For a country that loves its cars, Americans seem to love phones even more. The combination most of all.
Zendrive, a driver safety and analytics app, has analyzed data from its 4.5 million users to assess how much distracted driving is happening on U.S. roads. They found the number of people who text, scroll, or otherwise fiddle with their phones while behind the wheel is increasing in every city and every state (except Vermont), along with the amount of time they spend doing so.
Most of this use happens at the start of the trip, but Zendrive estimates more than 60% of drivers check their phones while driving and use the phone for average 1-minute, 52 seconds per hour. Even that undercounts the time. Once you remove people who don’t check their phones at all, the average use time rises to three minutes and 40 seconds per hour (iPhone users were the worst offenders).
That has consequences. The risk of death or injury increase every second drivers’ eyes are away from the road. The National Highway Transportation Safety Administration estimates that 3,477 deaths and 391,000 injuries were the result of distracted driving in 2015 alone (that’s not all from activities like texting, but it names that the most “alarming” cause). Are there any legitimate reasons for using the phone under these conditions? “No, this is dangerous,” Jonathan Matus, wrote founder and CEO of Zendrive by email. “The research and recent increase in traffic deaths proves this.”

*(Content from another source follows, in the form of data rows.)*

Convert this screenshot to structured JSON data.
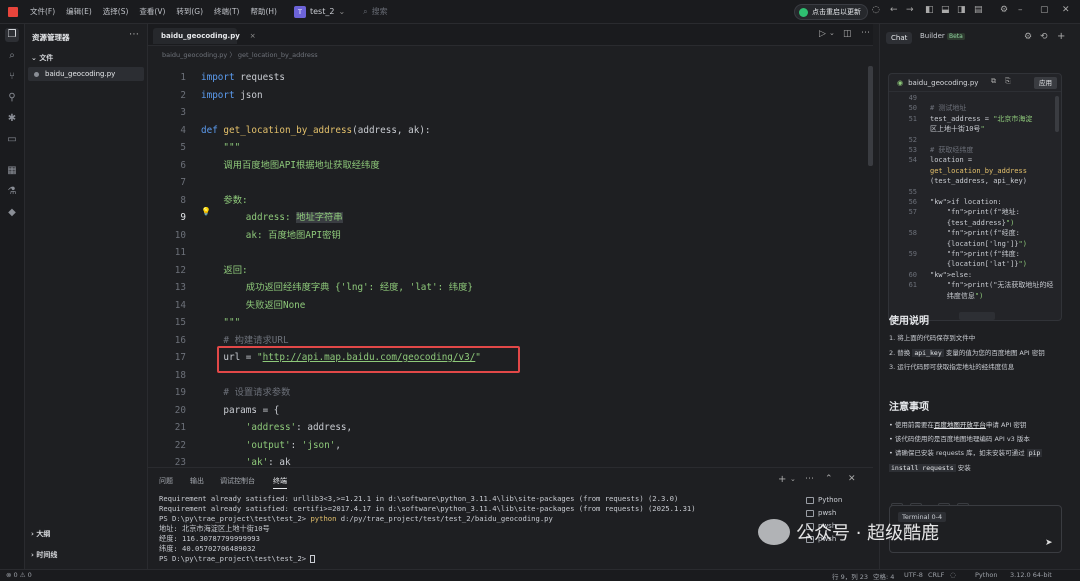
{
  "menu": [
    "文件(F)",
    "编辑(E)",
    "选择(S)",
    "查看(V)",
    "转到(G)",
    "终端(T)",
    "帮助(H)"
  ],
  "project": {
    "badge": "T",
    "name": "test_2"
  },
  "search_placeholder": "搜索",
  "update_label": "点击重启以更新",
  "explorer": {
    "title": "资源管理器",
    "folder": "文件",
    "file": "baidu_geocoding.py",
    "outline": "大纲",
    "timeline": "时间线"
  },
  "editor": {
    "tab": "baidu_geocoding.py",
    "breadcrumb": "baidu_geocoding.py  〉 get_location_by_address",
    "lines": [
      {
        "n": "1",
        "html": "<span class=\"kw\">import</span> requests"
      },
      {
        "n": "2",
        "html": "<span class=\"kw\">import</span> json"
      },
      {
        "n": "3",
        "html": ""
      },
      {
        "n": "4",
        "html": "<span class=\"kw\">def</span> <span class=\"fn\">get_location_by_address</span>(address, ak):"
      },
      {
        "n": "5",
        "html": "    <span class=\"st\">\"\"\"</span>"
      },
      {
        "n": "6",
        "html": "    <span class=\"st\">调用百度地图API根据地址获取经纬度</span>"
      },
      {
        "n": "7",
        "html": ""
      },
      {
        "n": "8",
        "html": "    <span class=\"st\">参数:</span>"
      },
      {
        "n": "9",
        "html": "        <span class=\"st\">address: <span class=\"hlword\">地址字符串</span></span>"
      },
      {
        "n": "10",
        "html": "        <span class=\"st\">ak: 百度地图API密钥</span>"
      },
      {
        "n": "11",
        "html": ""
      },
      {
        "n": "12",
        "html": "    <span class=\"st\">返回:</span>"
      },
      {
        "n": "13",
        "html": "        <span class=\"st\">成功返回经纬度字典 {'lng': 经度, 'lat': 纬度}</span>"
      },
      {
        "n": "14",
        "html": "        <span class=\"st\">失败返回None</span>"
      },
      {
        "n": "15",
        "html": "    <span class=\"st\">\"\"\"</span>"
      },
      {
        "n": "16",
        "html": "    <span class=\"cm\"># 构建请求URL</span>"
      },
      {
        "n": "17",
        "html": "    url = <span class=\"st\">\"<u>http://api.map.baidu.com/geocoding/v3/</u>\"</span>"
      },
      {
        "n": "18",
        "html": ""
      },
      {
        "n": "19",
        "html": "    <span class=\"cm\"># 设置请求参数</span>"
      },
      {
        "n": "20",
        "html": "    params = {"
      },
      {
        "n": "21",
        "html": "        <span class=\"st\">'address'</span>: address,"
      },
      {
        "n": "22",
        "html": "        <span class=\"st\">'output'</span>: <span class=\"st\">'json'</span>,"
      },
      {
        "n": "23",
        "html": "        <span class=\"st\">'ak'</span>: ak"
      }
    ]
  },
  "terminal": {
    "tabs": [
      "问题",
      "输出",
      "调试控制台",
      "终端"
    ],
    "lines": [
      "Requirement already satisfied: urllib3<3,>=1.21.1 in d:\\software\\python_3.11.4\\lib\\site-packages (from requests) (2.3.0)",
      "Requirement already satisfied: certifi>=2017.4.17 in d:\\software\\python_3.11.4\\lib\\site-packages (from requests) (2025.1.31)",
      "PS D:\\py\\trae_project\\test\\test_2> python d:/py/trae_project/test/test_2/baidu_geocoding.py",
      "地址: 北京市海淀区上地十街10号",
      "经度: 116.30787799999993",
      "纬度: 40.05702706489032",
      "PS D:\\py\\trae_project\\test\\test_2> "
    ],
    "sessions": [
      "Python",
      "pwsh",
      "pwsh",
      "pwsh"
    ]
  },
  "chat": {
    "tabs": [
      "Chat",
      "Builder"
    ],
    "beta": "Beta",
    "file": "baidu_geocoding.py",
    "apply": "应用",
    "snippet": [
      {
        "n": "49",
        "c": ""
      },
      {
        "n": "50",
        "c": "# 测试地址"
      },
      {
        "n": "51",
        "c": "test_address = \"北京市海淀"
      },
      {
        "n": "",
        "c": "区上地十街10号\""
      },
      {
        "n": "52",
        "c": ""
      },
      {
        "n": "53",
        "c": "# 获取经纬度"
      },
      {
        "n": "54",
        "c": "location ="
      },
      {
        "n": "",
        "c": "get_location_by_address"
      },
      {
        "n": "",
        "c": "(test_address, api_key)"
      },
      {
        "n": "55",
        "c": ""
      },
      {
        "n": "56",
        "c": "if location:"
      },
      {
        "n": "57",
        "c": "    print(f\"地址:"
      },
      {
        "n": "",
        "c": "    {test_address}\")"
      },
      {
        "n": "58",
        "c": "    print(f\"经度:"
      },
      {
        "n": "",
        "c": "    {location['lng']}\")"
      },
      {
        "n": "59",
        "c": "    print(f\"纬度:"
      },
      {
        "n": "",
        "c": "    {location['lat']}\")"
      },
      {
        "n": "60",
        "c": "else:"
      },
      {
        "n": "61",
        "c": "    print(\"无法获取地址的经"
      },
      {
        "n": "",
        "c": "    纬度信息\")"
      }
    ],
    "usage_title": "使用说明",
    "usage": [
      "1. 将上面的代码保存到文件中",
      "2. 替换 <code>api_key</code> 变量的值为您的百度地图 API 密钥",
      "3. 运行代码即可获取指定地址的经纬度信息"
    ],
    "notes_title": "注意事项",
    "notes": [
      "• 使用前需要在<u>百度地图开放平台</u>申请 API 密钥",
      "• 该代码使用的是百度地图地理编码 API v3 版本",
      "• 请确保已安装 requests 库，如未安装可通过 <code>pip</code>",
      "  <code>install requests</code> 安装"
    ],
    "terminal_card": "Terminal 0-4"
  },
  "watermark": "公众号 · 超级酷鹿",
  "status": {
    "left": "⊗ 0  ⚠ 0",
    "pos": "行 9，列 23",
    "spaces": "空格: 4",
    "enc": "UTF-8",
    "eol": "CRLF",
    "lang": "Python",
    "ver": "3.12.0 64-bit"
  }
}
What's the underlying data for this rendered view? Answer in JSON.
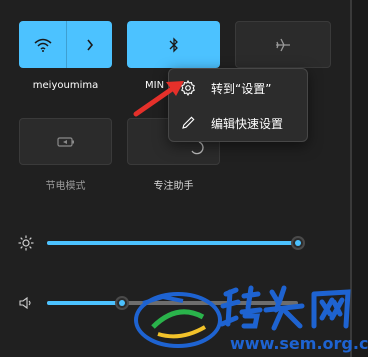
{
  "tiles": [
    {
      "label": "meiyoumima",
      "state": "on",
      "icon": "wifi-icon"
    },
    {
      "label": "MIN",
      "state": "on",
      "icon": "bluetooth-icon"
    },
    {
      "label": "",
      "state": "off",
      "icon": "airplane-icon"
    },
    {
      "label": "节电模式",
      "state": "off",
      "icon": "battery-saver-icon"
    },
    {
      "label": "专注助手",
      "state": "off",
      "icon": "focus-assist-icon"
    }
  ],
  "sliders": {
    "brightness": {
      "icon": "brightness-icon",
      "value": 1.0
    },
    "volume": {
      "icon": "speaker-icon",
      "value": 0.3
    }
  },
  "context_menu": {
    "items": [
      {
        "label": "转到“设置”",
        "icon": "gear-icon"
      },
      {
        "label": "编辑快速设置",
        "icon": "pencil-icon"
      }
    ]
  },
  "watermark": {
    "text": "www.sem.org.cn",
    "logo": "站长网"
  },
  "colors": {
    "accent": "#4cc2ff",
    "panel": "#202020",
    "tile_off": "#2b2b2b",
    "arrow": "#e5302a",
    "watermark": "#1e63d1"
  }
}
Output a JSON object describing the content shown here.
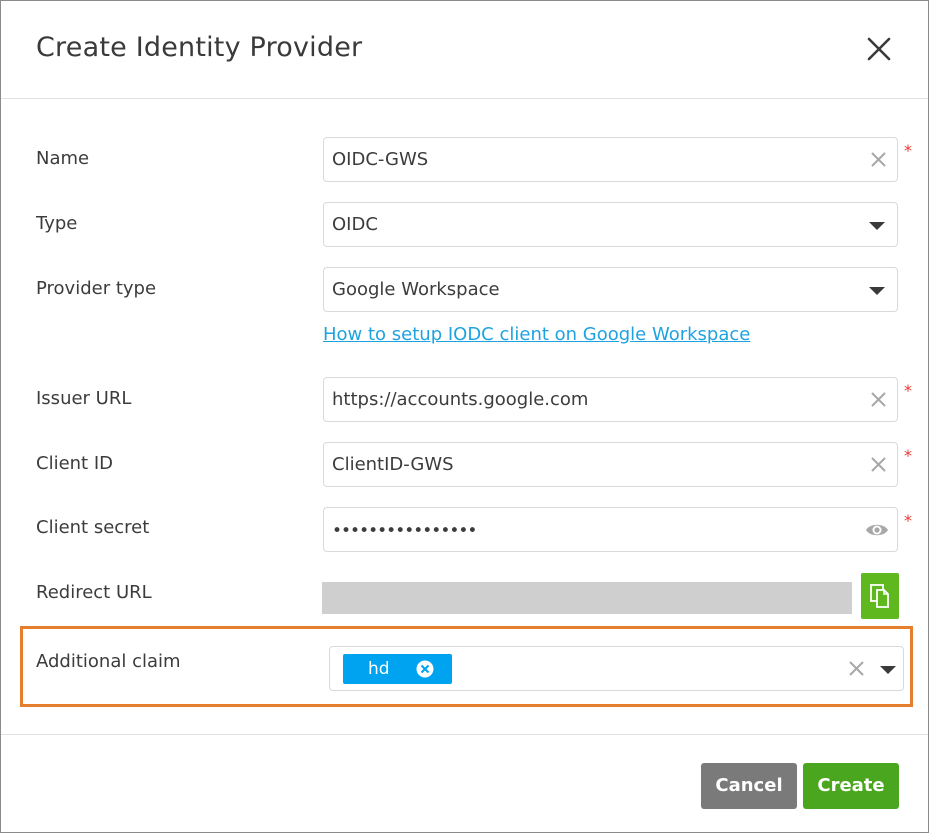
{
  "dialog": {
    "title": "Create Identity Provider",
    "close_icon": "close-icon"
  },
  "form": {
    "name": {
      "label": "Name",
      "value": "OIDC-GWS",
      "required": "*"
    },
    "type": {
      "label": "Type",
      "value": "OIDC"
    },
    "provider_type": {
      "label": "Provider type",
      "value": "Google Workspace"
    },
    "help_link": "How to setup IODC client on Google Workspace",
    "issuer_url": {
      "label": "Issuer URL",
      "value": "https://accounts.google.com",
      "required": "*"
    },
    "client_id": {
      "label": "Client ID",
      "value": "ClientID-GWS",
      "required": "*"
    },
    "client_secret": {
      "label": "Client secret",
      "value": "••••••••••••••••",
      "required": "*"
    },
    "redirect_url": {
      "label": "Redirect URL",
      "copy_icon": "copy-icon"
    },
    "additional_claim": {
      "label": "Additional claim",
      "chips": [
        "hd"
      ]
    }
  },
  "footer": {
    "cancel_label": "Cancel",
    "create_label": "Create"
  },
  "colors": {
    "accent_link": "#1fa3e0",
    "chip": "#00a3f0",
    "create_button": "#4aa61e",
    "cancel_button": "#7a7a7a",
    "copy_button": "#5fb91e",
    "highlight": "#e57f2e",
    "required": "#e53935"
  }
}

Distracted Driving Rankings
Zendrive created a ranking for U.S. cities states based on the frequency and duration in which drivers used their phone while driving for various purposes such as talking, texting, or navigating. The company collected anonymized data from its smartphone app from 4.5 million drivers who traveled a collective 7.1 billion miles between December 2017 and February 2018. It counted times when the driver was manipulating their phone in their hand as the car was moving (although it did not note how often this was at high speeds versus being stuck in traffic).